Alors, combien ? À quels coûts pour ces citoyens, citoyennes et les contribuables ? Va-t-on sans cesse passer aux suivant·e·s comme si nous étions toutes et tous un formidable amoncellement de melons et qu'il fallait trouver le bon – enfin ! –, non pour l'instruction mais pour l'accusation. Et voici que les magistrats, ou plutôt ces procureurs que Rachida Dati voulait à ses escarpins, invoquent sans cesse un dossier qui finira forcément par se remplir, à coups de commissions rogatoires, d'interpellations. À qui le tour ?

Maître Éolas démonte les prétextes techniques.

Pour l'Express, « Me Eolas », un blogueur se disant avocat, mais s'il ne l'était ayant prouvé qu'il est fin juriste, expose les prétextes techniques invoqués pour maintenir en détention. Par exemple, la destruction de preuves. Il est vrai qu'à Chambéry, dans une autre affaire qui finira forcément liée à L'Affaire (comme pour l'« Affaire Dreyfus », la majuscule finit par s'imposer), il a été considéré que la destruction de tracts appelant à la dernière manifestation du premier mai constituait une destruction de preuves. On peut l'admettre : généralement, on les agrafe, les tracts périmés, et on utilise le verso non imprimé pour en faire des feuilles de brouillons.
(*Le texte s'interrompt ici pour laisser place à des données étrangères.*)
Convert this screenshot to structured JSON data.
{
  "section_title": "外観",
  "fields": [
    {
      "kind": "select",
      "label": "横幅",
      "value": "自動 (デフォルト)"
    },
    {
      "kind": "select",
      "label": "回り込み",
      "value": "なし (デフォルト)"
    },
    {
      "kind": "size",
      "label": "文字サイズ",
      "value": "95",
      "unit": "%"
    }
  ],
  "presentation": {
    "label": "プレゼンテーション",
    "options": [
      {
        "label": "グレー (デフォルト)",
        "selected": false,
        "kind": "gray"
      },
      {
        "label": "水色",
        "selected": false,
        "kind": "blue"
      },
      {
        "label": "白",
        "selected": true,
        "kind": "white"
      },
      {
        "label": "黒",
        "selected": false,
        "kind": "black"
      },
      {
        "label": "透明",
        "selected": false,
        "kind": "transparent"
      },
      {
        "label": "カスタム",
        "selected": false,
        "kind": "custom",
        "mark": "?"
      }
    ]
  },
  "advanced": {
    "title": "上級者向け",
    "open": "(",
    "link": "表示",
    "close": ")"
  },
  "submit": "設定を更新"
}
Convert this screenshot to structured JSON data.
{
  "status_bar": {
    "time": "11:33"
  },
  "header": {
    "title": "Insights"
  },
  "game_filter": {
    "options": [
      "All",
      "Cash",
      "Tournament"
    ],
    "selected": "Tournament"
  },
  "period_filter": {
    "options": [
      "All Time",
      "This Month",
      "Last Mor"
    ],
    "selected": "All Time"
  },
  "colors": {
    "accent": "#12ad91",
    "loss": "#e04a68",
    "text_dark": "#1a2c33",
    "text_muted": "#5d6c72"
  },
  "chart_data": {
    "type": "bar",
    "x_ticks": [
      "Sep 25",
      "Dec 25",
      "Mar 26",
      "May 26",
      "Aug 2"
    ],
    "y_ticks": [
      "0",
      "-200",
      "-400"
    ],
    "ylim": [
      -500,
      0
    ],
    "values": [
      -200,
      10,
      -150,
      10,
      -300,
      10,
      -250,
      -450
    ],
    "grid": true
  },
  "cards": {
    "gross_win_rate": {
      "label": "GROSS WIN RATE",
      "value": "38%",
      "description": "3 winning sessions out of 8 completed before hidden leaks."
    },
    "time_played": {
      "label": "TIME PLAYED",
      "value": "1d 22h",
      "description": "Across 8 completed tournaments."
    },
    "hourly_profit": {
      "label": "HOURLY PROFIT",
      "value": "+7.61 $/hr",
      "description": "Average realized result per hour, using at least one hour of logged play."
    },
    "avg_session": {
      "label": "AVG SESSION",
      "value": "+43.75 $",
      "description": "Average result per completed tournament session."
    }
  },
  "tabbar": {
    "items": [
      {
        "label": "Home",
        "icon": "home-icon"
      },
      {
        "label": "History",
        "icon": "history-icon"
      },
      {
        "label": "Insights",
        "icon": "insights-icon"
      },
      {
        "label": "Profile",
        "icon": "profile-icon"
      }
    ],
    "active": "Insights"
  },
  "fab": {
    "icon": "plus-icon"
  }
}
Là, forcément, c'est suspect, forcément suspect !
Et tout fait preuve, comme la « photo potache », ainsi que l'a qualifiée Rue89, qui a fait retenir en garde à vue son auteur, venu chercher des nouvelles de Johannah et François Bouchardeau, et de Héléna et Samuel Autexier, qu'il connait parce qu'il habite Digne et eux Forcalquier, parce qu'il sont éditeurs et lui élu des Verts.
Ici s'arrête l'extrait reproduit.